Fazia 13 semanas que estávamos saindo
para pescar na corrente e eu ainda não tinha visto o dinheiro de Johnson, a não ser
US$ 100 que ele me deu para pagar o cônsul
e a licença, comprar comida e pôr gasolina
no barco antes da travessia. Eu estava fornecendo todo o equipamento e ele alugara
o barco a US$ 35 por dia.
- Preciso pôr gasolina- eu disse a
Johnson.
- Certo.
- Preciso de dinheiro para isso.
- Quanto?
- Custa 28 centavos o galão. Preciso pôr
40 galões. Ao todo, US$ 11,20:
Ele tirou US$ 15 dólares.
- Quer aplicar o resto em cerveja e gelo?
- perguntei.
- Ótimo. Abate no que eu lhe devo.
Eu estava achando que três semanas era
muito tempo para ficar a serviço dele, mas,
se ele cumprisse o acertado, que diferença
faria? Só que ele devia pagar semanalmente. Deixei correr um mês e acabei recebendo o dinheiro. No princípio achei bom deixar o barco nas mãos dele, só nos últimos
dias é que fui ficando nervoso, mas evitei
dizer qualquer coisa com medo de levar
bala. Se ele era bom no negócio, quanto
mais tempo durasse, melhor.
- Pegue uma garrafa- disse-me ele
abrindo uma caixa de cerveja.
- Não, obrigado.
Nesse momento o negro que nos fornecia isca apareceu no cais e eu disse a Eddy
para preparar para zarpar.
O negro subiu a bordo com a isca, soltamos as amarras e fomos nos afastando do
cais, o negro iscando duas cavalas, enfiando o anzol pela boca e empurrando a ponta
pelas guelras, abrindo o lado e atravessando-o com o anzol, fechando a boca com o
arame da guia e prendendo bem o anzol
para ele não escorregar e a isca ir se arrastando sem girar.
Era um negro retinto, inteligente e triste,
com um colar de contas azuis vodu no pescoço, por baixo da camisa, e na cabeça um
velho chapéu de palha. O que ele mais gostava de fazer a bordo era dormir e ler jornais. Mas sabia iscar muito bem, e ligeiro.
- Você é capaz de iscar assim, capitão?- Johnson me perguntou.
- Sim, senhor.
- Por que precisa de um negro para fazer isso?
- Quando aparecer peixe grande você
vai saber.
- Como assim?
- O negro isca mais depressa do que eu.
- Eddy não pode iscar?
- Não, senhor.
- Me parece uma despesa desnecessária. -Ele pagava US$ 1 por dia ao negro e o
negro dançava rumba todas as noites. Já
estava ficando sonolento.
- Ele é necessário- eu disse.
Já passávamos as sumacas com seus carros de peixe ancoradas em frente ao Cabarñas, e os esquifes também ancorados pescando peixe-carneiro perto do Morro.
Aprumei o barco para onde o golfo formava uma linha escura. Eddy lançou as duas
armadilhas grandes e o negro iscou três varas.
Estávamos perto da corrente, e quando já
íamos quase entrando nela vimos a mancha avermelhada com os redemoinhos habituais.

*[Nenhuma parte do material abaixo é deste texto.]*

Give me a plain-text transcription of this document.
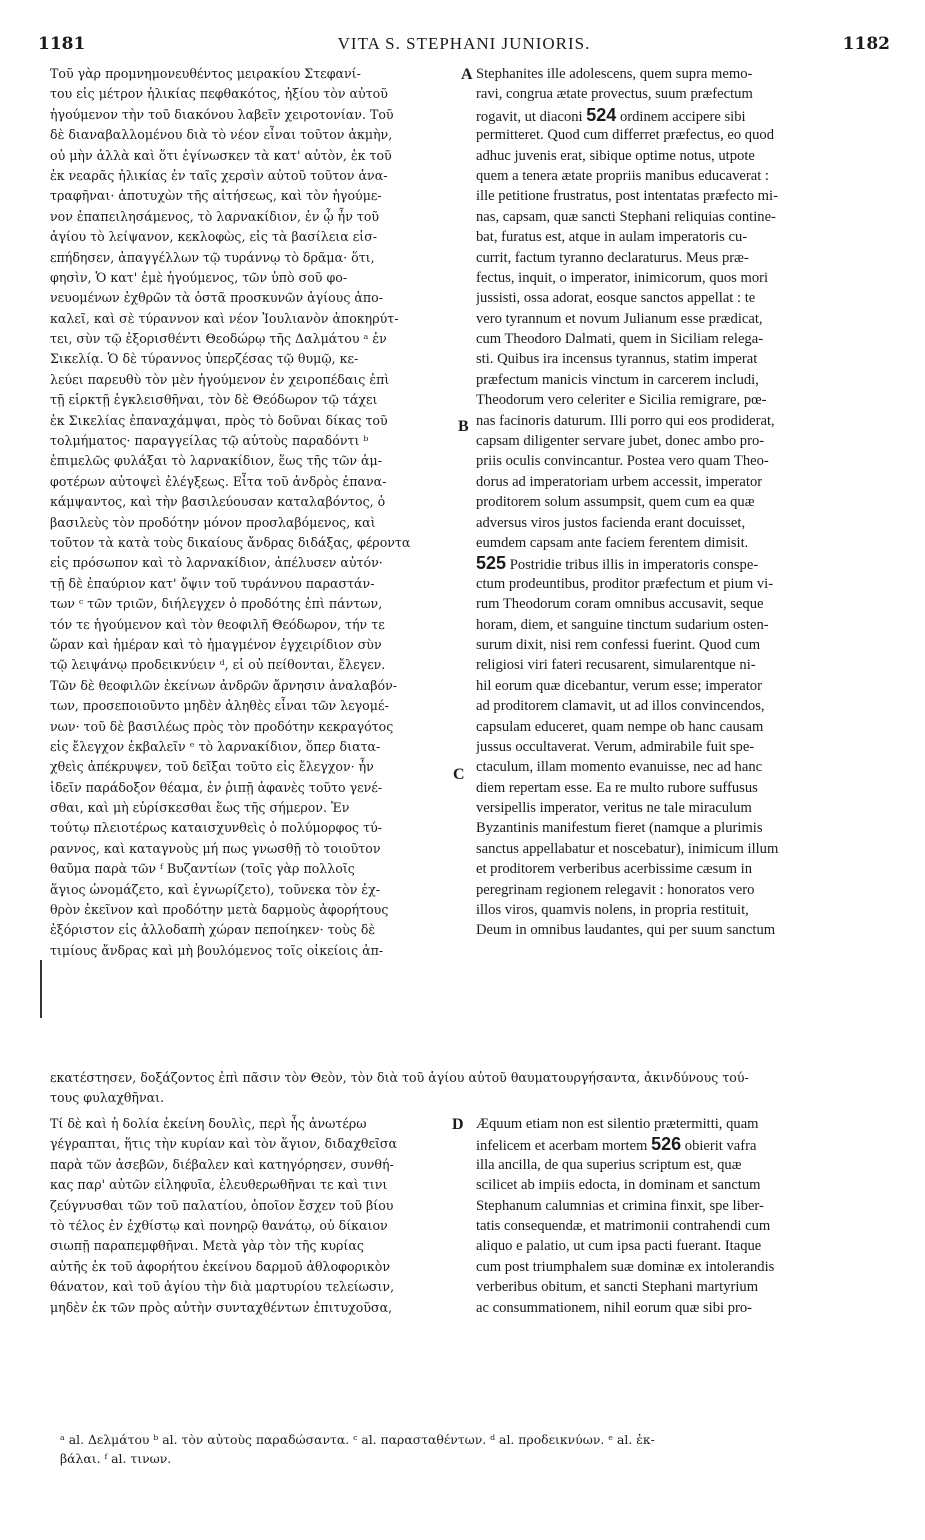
1181	VITA S. STEPHANI JUNIORIS.	1182
A
B
C
D
Τοῦ γὰρ προμνημονευθέντος μειρακίου Στεφανί-
του εἰς μέτρον ἡλικίας πεφθακότος, ἠξίου τὸν αὐτοῦ
ἡγούμενον τὴν τοῦ διακόνου λαβεῖν χειροτονίαν. Τοῦ
δὲ διαναβαλλομένου διὰ τὸ νέον εἶναι τοῦτον ἀκμὴν,
οὐ μὴν ἀλλὰ καὶ ὅτι ἐγίνωσκεν τὰ κατ' αὐτὸν, ἐκ τοῦ
ἐκ νεαρᾶς ἡλικίας ἐν ταῖς χερσὶν αὐτοῦ τοῦτον ἀνα-
τραφῆναι· ἀποτυχὼν τῆς αἰτήσεως, καὶ τὸν ἡγούμε-
νον ἐπαπειλησάμενος, τὸ λαρνακίδιον, ἐν ᾧ ἦν τοῦ
ἁγίου τὸ λείψανον, κεκλοφὼς, εἰς τὰ βασίλεια εἰσ-
επήδησεν, ἀπαγγέλλων τῷ τυράννῳ τὸ δρᾶμα· ὅτι,
φησὶν, Ὁ κατ' ἐμὲ ἡγούμενος, τῶν ὑπὸ σοῦ φο-
νευομένων ἐχθρῶν τὰ ὀστᾶ προσκυνῶν ἁγίους ἀπο-
καλεῖ, καὶ σὲ τύραννον καὶ νέον Ἰουλιανὸν ἀποκηρύτ-
τει, σὺν τῷ ἐξορισθέντι Θεοδώρῳ τῆς Δαλμάτου ᵃ ἐν
Σικελίᾳ. Ὁ δὲ τύραννος ὑπερζέσας τῷ θυμῷ, κε-
λεύει παρευθὺ τὸν μὲν ἡγούμενον ἐν χειροπέδαις ἐπὶ
τῇ εἱρκτῇ ἐγκλεισθῆναι, τὸν δὲ Θεόδωρον τῷ τάχει
ἐκ Σικελίας ἐπαναχάμψαι, πρὸς τὸ δοῦναι δίκας τοῦ
τολμήματος· παραγγείλας τῷ αὐτοὺς παραδόντι ᵇ
ἐπιμελῶς φυλάξαι τὸ λαρνακίδιον, ἕως τῆς τῶν ἀμ-
φοτέρων αὐτοψεὶ ἐλέγξεως. Εἶτα τοῦ ἀνδρὸς ἐπανα-
κάμψαντος, καὶ τὴν βασιλεύουσαν καταλαβόντος, ὁ
βασιλεὺς τὸν προδότην μόνον προσλαβόμενος, καὶ
τοῦτον τὰ κατὰ τοὺς δικαίους ἄνδρας διδάξας, φέροντα
εἰς πρόσωπον καὶ τὸ λαρνακίδιον, ἀπέλυσεν αὐτόν·
τῇ δὲ ἐπαύριον κατ' ὄψιν τοῦ τυράννου παραστάν-
των ᶜ τῶν τριῶν, διήλεγχεν ὁ προδότης ἐπὶ πάντων,
τόν τε ἡγούμενον καὶ τὸν θεοφιλῆ Θεόδωρον, τήν τε
ὥραν καὶ ἡμέραν καὶ τὸ ἡμαγμένον ἐγχειρίδιον σὺν
τῷ λειψάνῳ προδεικνύειν ᵈ, εἰ οὐ πείθονται, ἔλεγεν.
Τῶν δὲ θεοφιλῶν ἐκείνων ἀνδρῶν ἄρνησιν ἀναλαβόν-
των, προσεποιοῦντο μηδὲν ἀληθὲς εἶναι τῶν λεγομέ-
νων· τοῦ δὲ βασιλέως πρὸς τὸν προδότην κεκραγότος
εἰς ἔλεγχον ἐκβαλεῖν ᵉ τὸ λαρνακίδιον, ὅπερ διατα-
χθεὶς ἀπέκρυψεν, τοῦ δεῖξαι τοῦτο εἰς ἔλεγχον· ἦν
ἰδεῖν παράδοξον θέαμα, ἐν ῥιπῇ ἀφανὲς τοῦτο γενέ-
σθαι, καὶ μὴ εὑρίσκεσθαι ἕως τῆς σήμερον. Ἐν
τούτῳ πλειοτέρως καταισχυνθεὶς ὁ πολύμορφος τύ-
ραννος, καὶ καταγνοὺς μή πως γνωσθῇ τὸ τοιοῦτον
θαῦμα παρὰ τῶν ᶠ Βυζαντίων (τοῖς γὰρ πολλοῖς
ἅγιος ὠνομάζετο, καὶ ἐγνωρίζετο), τοῦνεκα τὸν ἐχ-
θρὸν ἐκεῖνον καὶ προδότην μετὰ δαρμοὺς ἀφορήτους
ἐξόριστον εἰς ἀλλοδαπὴ χώραν πεποίηκεν· τοὺς δὲ
τιμίους ἄνδρας καὶ μὴ βουλόμενος τοῖς οἰκείοις ἀπ-
Stephanites ille adolescens, quem supra memo-
ravi, congrua ætate provectus, suum præfectum
rogavit, ut diaconi 524 ordinem accipere sibi
permitteret. Quod cum differret præfectus, eo quod
adhuc juvenis erat, sibique optime notus, utpote
quem a tenera ætate propriis manibus educaverat :
ille petitione frustratus, post intentatas præfecto mi-
nas, capsam, quæ sancti Stephani reliquias contine-
bat, furatus est, atque in aulam imperatoris cu-
currit, factum tyranno declaraturus. Meus præ-
fectus, inquit, o imperator, inimicorum, quos mori
jussisti, ossa adorat, eosque sanctos appellat : te
vero tyrannum et novum Julianum esse prædicat,
cum Theodoro Dalmati, quem in Siciliam relega-
sti. Quibus ira incensus tyrannus, statim imperat
præfectum manicis vinctum in carcerem includi,
Theodorum vero celeriter e Sicilia remigrare, pœ-
nas facinoris daturum. Illi porro qui eos prodiderat,
capsam diligenter servare jubet, donec ambo pro-
priis oculis convincantur. Postea vero quam Theo-
dorus ad imperatoriam urbem accessit, imperator
proditorem solum assumpsit, quem cum ea quæ
adversus viros justos facienda erant docuisset,
eumdem capsam ante faciem ferentem dimisit.
525 Postridie tribus illis in imperatoris conspe-
ctum prodeuntibus, proditor præfectum et pium vi-
rum Theodorum coram omnibus accusavit, seque
horam, diem, et sanguine tinctum sudarium osten-
surum dixit, nisi rem confessi fuerint. Quod cum
religiosi viri fateri recusarent, simularentque ni-
hil eorum quæ dicebantur, verum esse; imperator
ad proditorem clamavit, ut ad illos convincendos,
capsulam educeret, quam nempe ob hanc causam
jussus occultaverat. Verum, admirabile fuit spe-
ctaculum, illam momento evanuisse, nec ad hanc
diem repertam esse. Ea re multo rubore suffusus
versipellis imperator, veritus ne tale miraculum
Byzantinis manifestum fieret (namque a plurimis
sanctus appellabatur et noscebatur), inimicum illum
et proditorem verberibus acerbissime cæsum in
peregrinam regionem relegavit : honoratos vero
illos viros, quamvis nolens, in propria restituit,
Deum in omnibus laudantes, qui per suum sanctum
εκατέστησεν, δοξάζοντος ἐπὶ πᾶσιν τὸν Θεὸν, τὸν διὰ τοῦ ἁγίου αὐτοῦ θαυματουργήσαντα, ἀκινδύνους τού-
τους φυλαχθῆναι.
Τί δὲ καὶ ἡ δολία ἐκείνη δουλὶς, περὶ ἧς ἀνωτέρω
γέγραπται, ἥτις τὴν κυρίαν καὶ τὸν ἅγιον, διδαχθεῖσα
παρὰ τῶν ἀσεβῶν, διέβαλεν καὶ κατηγόρησεν, συνθή-
κας παρ' αὐτῶν εἰληφυῖα, ἐλευθερωθῆναι τε καὶ τινι
ζεύγνυσθαι τῶν τοῦ παλατίου, ὁποῖον ἔσχεν τοῦ βίου
τὸ τέλος ἐν ἐχθίστῳ καὶ πονηρῷ θανάτῳ, οὐ δίκαιον
σιωπῇ παραπεμφθῆναι. Μετὰ γὰρ τὸν τῆς κυρίας
αὐτῆς ἐκ τοῦ ἀφορήτου ἐκείνου δαρμοῦ ἀθλοφορικὸν
θάνατον, καὶ τοῦ ἁγίου τὴν διὰ μαρτυρίου τελείωσιν,
μηδὲν ἐκ τῶν πρὸς αὐτὴν συνταχθέντων ἐπιτυχοῦσα,
Æquum etiam non est silentio prætermitti, quam
infelicem et acerbam mortem 526 obierit vafra
illa ancilla, de qua superius scriptum est, quæ
scilicet ab impiis edocta, in dominam et sanctum
Stephanum calumnias et crimina finxit, spe liber-
tatis consequendæ, et matrimonii contrahendi cum
aliquo e palatio, ut cum ipsa pacti fuerant. Itaque
cum post triumphalem suæ dominæ ex intolerandis
verberibus obitum, et sancti Stephani martyrium
ac consummationem, nihil eorum quæ sibi pro-
ᵃ al. Δελμάτου ᵇ al. τὸν αὐτοὺς παραδώσαντα. ᶜ al. παρασταθέντων. ᵈ al. προδεικνύων. ᵉ al. ἐκ-
βάλαι. ᶠ al. τινων.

Soprava uma brisa leve e logo apareceu uma infinidade de peixes-voadores,
daqueles grandões que parecem a fotografia de Lindbergh atravessando o Atlântico.
Esses peixes-voadores grandes são o melhor sinal. Até onde a vista alcançava era
aquela alga amarelo-clara aqui e ali, que indica que a corrente principal é ali mesmo, e
à nossa frente bandos de aves acompanhavam um cardume de atuns pequenos, pulando; tão pequenos que não deviam pesar
nem um quilo.
- Pode começar quando quiser- eu
disse a Johnson.
Ele pôs o cinturão e correias e pegou vara
grande com o molinete Hardy de 500 metros de linha número 36. Olhei para trás e
via isca girando bem e acompanhando a
esteira. Vi também as duas armadilhas que
afundaram e subiam. A velocidade era
quase ideal; aprumei o barco para dentro
da corrente.
- Não tire o cabo da vara do soquete na
cadeira -eu disse a Johnson. - Assim a
vara não fica tão pesada. Não solte o arrasto por enquanto, espere o peixe morder. Se
um peixe morder com o arrasto solto ele
puxa você para fora do barco.
E dizia essas mesmas coisas todos os dias
a Johnson, mas não fazia mal. Só 2% dos
pescadores sabem pescar. E os que sabem
passam a maior parte do tempo apalermados e querem utilizar linha que não serve
para peixe grande.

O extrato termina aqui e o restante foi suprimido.